À espera de mais uma venda, apenas uma insegurança. ''E os homi?'', perguntam os meninos que invariavelmente travam relações de ódio e temor com os policiais. Alguns chegam a questionar a própria existência dessas instituições: ''Os caras são pior que a gente. Chegam batendo, querendo droga. Nunca acreditam no que a gente fala''.

A rotina de policiamento nesses bairros periféricos segue um esquema já consolidado. Quando surgem as viaturas da Rone (Ronda Ostensiva de Natureza Específica), os meninos avisam por meio de códigos que é hora de entrar para as casas. Os incautos se vêem obrigados a firmar acordos para a manutenção do tráfico, mesmo sob tenso repúdio à polícia: ''Às vezes eles pedem droga mesmo. A gente reparte e eles ficam quietos. Tem vez que o chefe tem que pagar''.

A droga mais procurada pelos ''homi'', segundo os meninos, é o crack. ''É a que dá mais nóia (efeito da droga)''. E o número de policiais envolvidos nesse pacto de silêncio, dizem eles, é grande: ''Sempre que eles vêm é prá dar porrada ou prá pegar grana e droga''. Os que atingem policiais em confrontos diretos são geralmente mortos: ''No dia que eu ''caí'' (foi preso), acertei um policial duas vezes. Depois eles jogaram o carro prá cima de mim e juraram que eu ia morrer''.
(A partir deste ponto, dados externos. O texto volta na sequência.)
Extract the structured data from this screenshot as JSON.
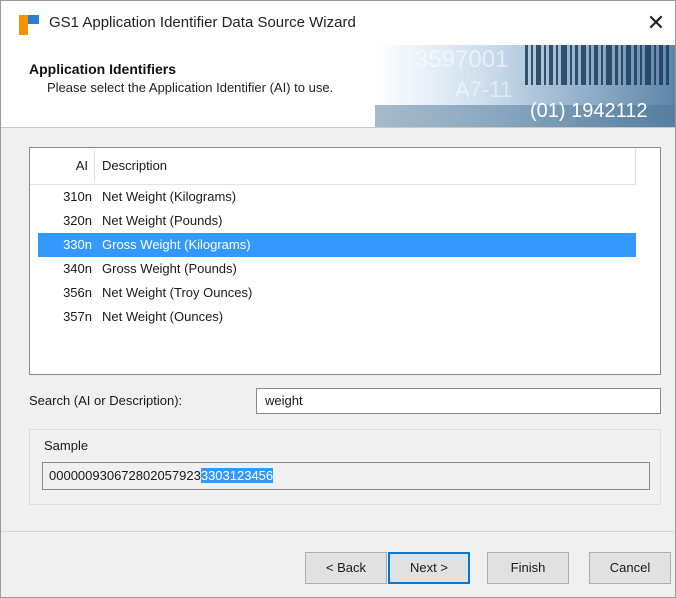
{
  "window": {
    "title": "GS1 Application Identifier Data Source Wizard",
    "close": "✕"
  },
  "header": {
    "title": "Application Identifiers",
    "subtitle": "Please select the Application Identifier (AI) to use.",
    "banner_text_1": "3597001",
    "banner_text_2": "A7-11",
    "banner_text_3": "(01) 1942112"
  },
  "list": {
    "columns": {
      "ai": "AI",
      "description": "Description"
    },
    "rows": [
      {
        "ai": "310n",
        "description": "Net Weight (Kilograms)",
        "selected": false
      },
      {
        "ai": "320n",
        "description": "Net Weight (Pounds)",
        "selected": false
      },
      {
        "ai": "330n",
        "description": "Gross Weight (Kilograms)",
        "selected": true
      },
      {
        "ai": "340n",
        "description": "Gross Weight (Pounds)",
        "selected": false
      },
      {
        "ai": "356n",
        "description": "Net Weight (Troy Ounces)",
        "selected": false
      },
      {
        "ai": "357n",
        "description": "Net Weight (Ounces)",
        "selected": false
      }
    ]
  },
  "search": {
    "label": "Search (AI or Description):",
    "value": "weight"
  },
  "sample": {
    "legend": "Sample",
    "prefix": "000000930672802057923",
    "highlighted": "3303123456"
  },
  "buttons": {
    "back": "< Back",
    "next": "Next >",
    "finish": "Finish",
    "cancel": "Cancel"
  },
  "colors": {
    "selection": "#3399ff",
    "dialog_bg": "#f0f0f0",
    "default_button_border": "#0078d7"
  }
}
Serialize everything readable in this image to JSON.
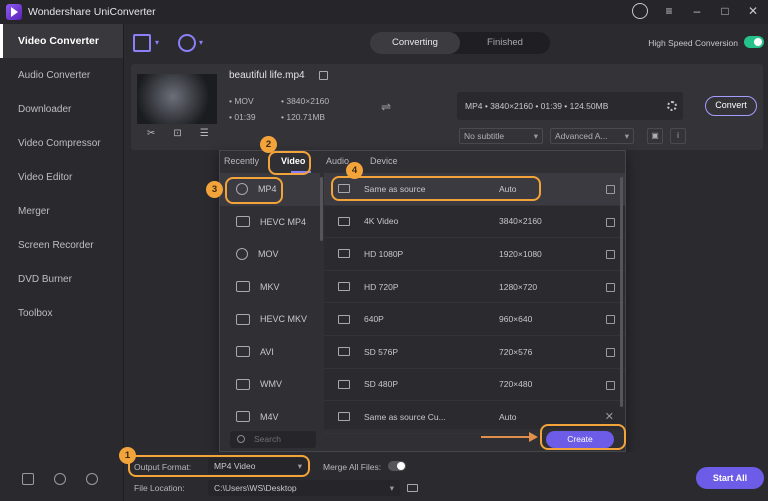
{
  "app": {
    "title": "Wondershare UniConverter"
  },
  "sidebar": {
    "items": [
      {
        "label": "Video Converter"
      },
      {
        "label": "Audio Converter"
      },
      {
        "label": "Downloader"
      },
      {
        "label": "Video Compressor"
      },
      {
        "label": "Video Editor"
      },
      {
        "label": "Merger"
      },
      {
        "label": "Screen Recorder"
      },
      {
        "label": "DVD Burner"
      },
      {
        "label": "Toolbox"
      }
    ]
  },
  "toolbar": {
    "tabs": [
      "Converting",
      "Finished"
    ],
    "active_tab": "Converting",
    "high_speed_label": "High Speed Conversion",
    "high_speed_on": true
  },
  "file": {
    "name": "beautiful life.mp4",
    "format": "MOV",
    "resolution": "3840×2160",
    "duration": "01:39",
    "size": "120.71MB",
    "output": "MP4 • 3840×2160 • 01:39 • 124.50MB",
    "subtitle": "No subtitle",
    "audio": "Advanced A...",
    "convert_label": "Convert"
  },
  "popup": {
    "tabs": [
      "Recently",
      "Video",
      "Audio",
      "Device"
    ],
    "active_tab": "Video",
    "formats": [
      "MP4",
      "HEVC MP4",
      "MOV",
      "MKV",
      "HEVC MKV",
      "AVI",
      "WMV",
      "M4V"
    ],
    "selected_format": "MP4",
    "presets": [
      {
        "name": "Same as source",
        "value": "Auto"
      },
      {
        "name": "4K Video",
        "value": "3840×2160"
      },
      {
        "name": "HD 1080P",
        "value": "1920×1080"
      },
      {
        "name": "HD 720P",
        "value": "1280×720"
      },
      {
        "name": "640P",
        "value": "960×640"
      },
      {
        "name": "SD 576P",
        "value": "720×576"
      },
      {
        "name": "SD 480P",
        "value": "720×480"
      },
      {
        "name": "Same as source Cu...",
        "value": "Auto"
      }
    ],
    "search_placeholder": "Search",
    "create_label": "Create"
  },
  "bottom": {
    "output_format_label": "Output Format:",
    "output_format_value": "MP4 Video",
    "merge_label": "Merge All Files:",
    "merge_on": false,
    "file_location_label": "File Location:",
    "file_location_value": "C:\\Users\\WS\\Desktop",
    "start_all_label": "Start All"
  },
  "callouts": [
    "1",
    "2",
    "3",
    "4"
  ],
  "colors": {
    "accent": "#6c5ce7",
    "highlight": "#f2a33a",
    "toggle_on": "#27c28b"
  }
}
Em alguns bairros especialmente os assentamentos, o Nossa Senhora da Paz e o João Turquino até a Rone teme entrar despreparada. Normalmente, eles entram nessas regiões em duas viaturas. Para a maior parte dos criminosos, a polícia serve apenas como mais uma ponte da grande rede. Afirmação rebatida pelo delegado-chefe da 10 Subdivisão policial em Londrina, Gilson Garret Algauer. Ele credita à polícia a falta de crimes pesados em Londrina, comuns a grandes cidades como assalto a bancos e sequestros. ''Ninguém se lembra da polícia, nem de Deus. Mas quando está correndo perigo pensa em Deus e liga para a polícia imediatamente''.

Garret não confirma a participação de nenhum policial no tráfico de drogas e informa que nenhuma denúncia formal foi feita sobre esse tipo de crime. Para ele, há apenas uma maneira de combater o tráfico: ''Não devemos investir em cadeias ou na polícia. Devemos investir em melhorias para os bairros''.

O comandante do 5º Batalhão da Polícia Militar em Londrina, Rubens Guimarães, também informa que nenhuma denúncia foi feita referente à participação dos policiais no narcotráfico: ''Nesses três meses que estou à frente do batalhão, recebi cinco reclamações sobre a postura da Rone, que estaria abusando do poder. Mas ao checar as informações, percebi que a comunidade se assusta com as armas mais pesadas e acaba achando que qualquer abordagem da Rone já é abuso de poder''.

No mês passado, um policial informou ao comandante que estava viciado em maconha, foi afastado do policiamento e transferido para Curitiba. Sobre o melhor método de combater o tráfico em Londrina, Guimarães destaca a comunidade: ''Ela é a nossa melhor aliada, pois tem mais informações que a polícia''. Entretanto, em muitos bairros, os telefones públicos são estourados pelos traficantes para evitar as denúncias, confirma Guimarães.